Ripped clothes and endless thrutching in Vedauwoo
One particular day at the Voo is etched in my mind. The wind was blowing over Nautilus. Semi-trucks rumbled in the distance along I-80. The sun cooked us. I was above Kelman as we were finishing up H & H Grunt (5.6 PG-13, 140’), a complex series of chimneys that split the formation, tucked behind the classic Friday the Thirteenth. It was a route he used to solo, but that was in his younger days, while he was in his 60s.
His foot got caught in the crack as he neared the first anchor, then, a few moves off the belay, he got stymied again at an overhanging flare where he had to transfer from a small tower (which had a bird nest on it, that he carefully avoided) to reach a thrutchy offwidth section in a roof. But that’s not what I remember the most. His endless fight up the final section, a downward, outward flaring chimney was almost too much for him.

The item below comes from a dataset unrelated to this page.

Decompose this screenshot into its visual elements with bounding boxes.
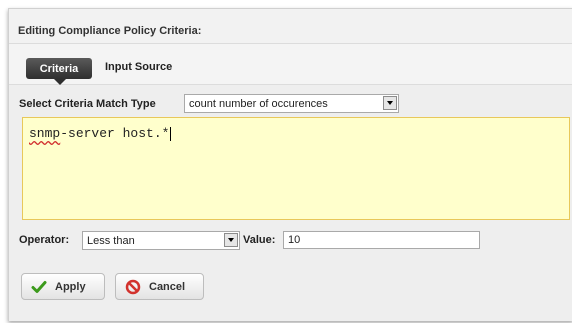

Keeping him on a snug belay, I marveled as he chicken winged and gastoned, his legs fighting for purchase, the seams of his 30-year-old rugby shirt tearing apart and exposing his elbow pads and aging skin.
When he crawled onto the top of the rock, his eyes showed pure determination.
For a moment everything was clear: I would rather be in this place, this situation, than anywhere else in the world.
He says, “that route was harder than anything on the Durrance.”
Salutes at the White House
During the Eisenhower administration, in 1959, Kelman put his mathematics Ph.D. skills to work as a consultant in the executive office for the President. This was during the Sputnik crisis. Kelman’s responsibilities included debriefing scientists returning from Soviet Block countries, reviewed scientific mail en route to the president, and providing advice to the president from eminent scientists. Passing the gates in the morning, security would salute him and say “Good morning Doctor Kelman.”
Today he’s a grandfather with six grandchildren, he’s married, and he loves climbing just as much as he did when he started in his 40s, in 1971. Forty-six years ago he signed himself and his 12-year-old son Karl up for a day of guided climbing in Banff, Canada and Robert—not his son—was hooked.
A day after completing his climb, the Devils Tower Park Service sent him a message confirming that he was the oldest person to climb the formation.
“Congrats again! You broke a record for sure!” wrote Climbing Ranger Rosa Tran.